Moreover, if NATO is concerned about Russia as a potential threat, it should think twice about continuing to expand the alliance eastward onto Russia’s doorstep. Rather than providing increased security, it may do more to provoke the Russian bear.
Part of the problem is that NATO has largely strayed from its original purpose of collective defense against the Soviet Union (and now Russia). According to the NATO website, the organization is “an active and leading contributor to peace and security on the international stage” that “promotes democratic values and is committed to the peaceful resolution of disputes” with “approximately 20,000 military personnel ... engaged in NATO operations and missions around the world.”
If Russia is deemed a threat to Europe and NATO, then the European members of NATO need to take primary responsibility for defending themselves against that threat — and they should view that threat widely to include Russian cyberthreats as well as misinformation and disinformation campaigns meant to undermine elections. That doesn’t mean a U.S. withdrawal from NATO. But it is long past the post-World War II era when European countries were struggling to regain their footing and needed America to be the bulwark of its defense.

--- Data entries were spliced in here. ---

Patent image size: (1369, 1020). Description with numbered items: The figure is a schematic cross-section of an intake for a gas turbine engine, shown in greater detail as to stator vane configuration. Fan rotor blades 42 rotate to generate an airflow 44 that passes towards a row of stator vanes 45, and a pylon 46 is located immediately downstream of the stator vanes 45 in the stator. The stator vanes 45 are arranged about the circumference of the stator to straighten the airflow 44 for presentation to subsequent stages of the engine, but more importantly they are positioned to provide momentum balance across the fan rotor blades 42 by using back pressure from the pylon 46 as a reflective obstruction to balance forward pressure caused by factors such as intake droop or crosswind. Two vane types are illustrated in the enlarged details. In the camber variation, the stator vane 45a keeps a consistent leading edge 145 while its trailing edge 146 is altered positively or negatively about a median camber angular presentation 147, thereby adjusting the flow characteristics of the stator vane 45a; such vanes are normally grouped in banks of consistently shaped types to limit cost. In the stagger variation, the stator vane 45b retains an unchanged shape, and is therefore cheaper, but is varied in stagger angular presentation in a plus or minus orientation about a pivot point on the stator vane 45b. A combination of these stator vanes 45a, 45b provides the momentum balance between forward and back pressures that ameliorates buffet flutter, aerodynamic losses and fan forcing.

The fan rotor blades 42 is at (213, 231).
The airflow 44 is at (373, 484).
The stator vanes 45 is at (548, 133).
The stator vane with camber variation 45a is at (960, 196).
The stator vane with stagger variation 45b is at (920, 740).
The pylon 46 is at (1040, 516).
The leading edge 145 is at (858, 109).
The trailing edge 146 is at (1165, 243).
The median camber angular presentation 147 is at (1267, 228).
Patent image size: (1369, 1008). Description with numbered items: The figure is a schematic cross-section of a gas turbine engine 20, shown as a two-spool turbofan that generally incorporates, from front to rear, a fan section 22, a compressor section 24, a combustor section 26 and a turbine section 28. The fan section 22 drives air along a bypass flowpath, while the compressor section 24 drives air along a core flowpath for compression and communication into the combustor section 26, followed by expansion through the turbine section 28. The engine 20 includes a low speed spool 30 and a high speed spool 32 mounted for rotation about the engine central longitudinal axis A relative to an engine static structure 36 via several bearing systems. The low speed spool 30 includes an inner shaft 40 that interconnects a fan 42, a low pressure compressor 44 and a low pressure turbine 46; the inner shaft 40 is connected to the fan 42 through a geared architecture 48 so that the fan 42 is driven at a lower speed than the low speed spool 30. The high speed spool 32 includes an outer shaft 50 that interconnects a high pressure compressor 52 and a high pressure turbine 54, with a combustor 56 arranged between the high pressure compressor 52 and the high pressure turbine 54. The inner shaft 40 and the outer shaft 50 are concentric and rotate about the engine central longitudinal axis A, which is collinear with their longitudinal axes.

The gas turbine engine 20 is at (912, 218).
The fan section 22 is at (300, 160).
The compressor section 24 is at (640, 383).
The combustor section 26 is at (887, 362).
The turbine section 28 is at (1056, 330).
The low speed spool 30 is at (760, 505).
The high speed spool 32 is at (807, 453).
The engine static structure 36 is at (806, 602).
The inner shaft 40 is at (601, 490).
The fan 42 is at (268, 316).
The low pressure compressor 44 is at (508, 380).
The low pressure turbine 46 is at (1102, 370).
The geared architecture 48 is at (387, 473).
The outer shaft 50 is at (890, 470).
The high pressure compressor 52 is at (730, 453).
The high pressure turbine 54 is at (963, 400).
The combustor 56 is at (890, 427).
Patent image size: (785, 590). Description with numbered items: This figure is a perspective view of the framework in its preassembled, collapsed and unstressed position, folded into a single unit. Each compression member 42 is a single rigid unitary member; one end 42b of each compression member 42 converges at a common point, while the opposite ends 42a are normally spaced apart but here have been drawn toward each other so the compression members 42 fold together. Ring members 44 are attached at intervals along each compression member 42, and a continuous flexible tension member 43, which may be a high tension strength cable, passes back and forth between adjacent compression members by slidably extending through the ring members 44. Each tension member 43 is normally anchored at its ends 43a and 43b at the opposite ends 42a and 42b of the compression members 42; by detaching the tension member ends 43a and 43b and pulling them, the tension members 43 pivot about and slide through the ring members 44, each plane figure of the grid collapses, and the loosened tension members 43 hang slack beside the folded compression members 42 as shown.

Europe as a whole is today an economic powerhouse — second only to the United States. NATO Europe can and should do more to provide for its own security rather than depending on the U.S. to act as the front line of its defense. All that needs to happen is for those countries to be as serious as they were with COVID-19 and take the same approach to national security as they did when the pandemic began.
Charles V. Peña is a senior fellow with Defense Priorities. He has experience supporting the U.S. departments of Defense and Homeland Security. He previously served as the director of defense for policy studies at the Cato Institute, and he is author of “Winning the Un—War: A New Strategy for the War on Terrorism.”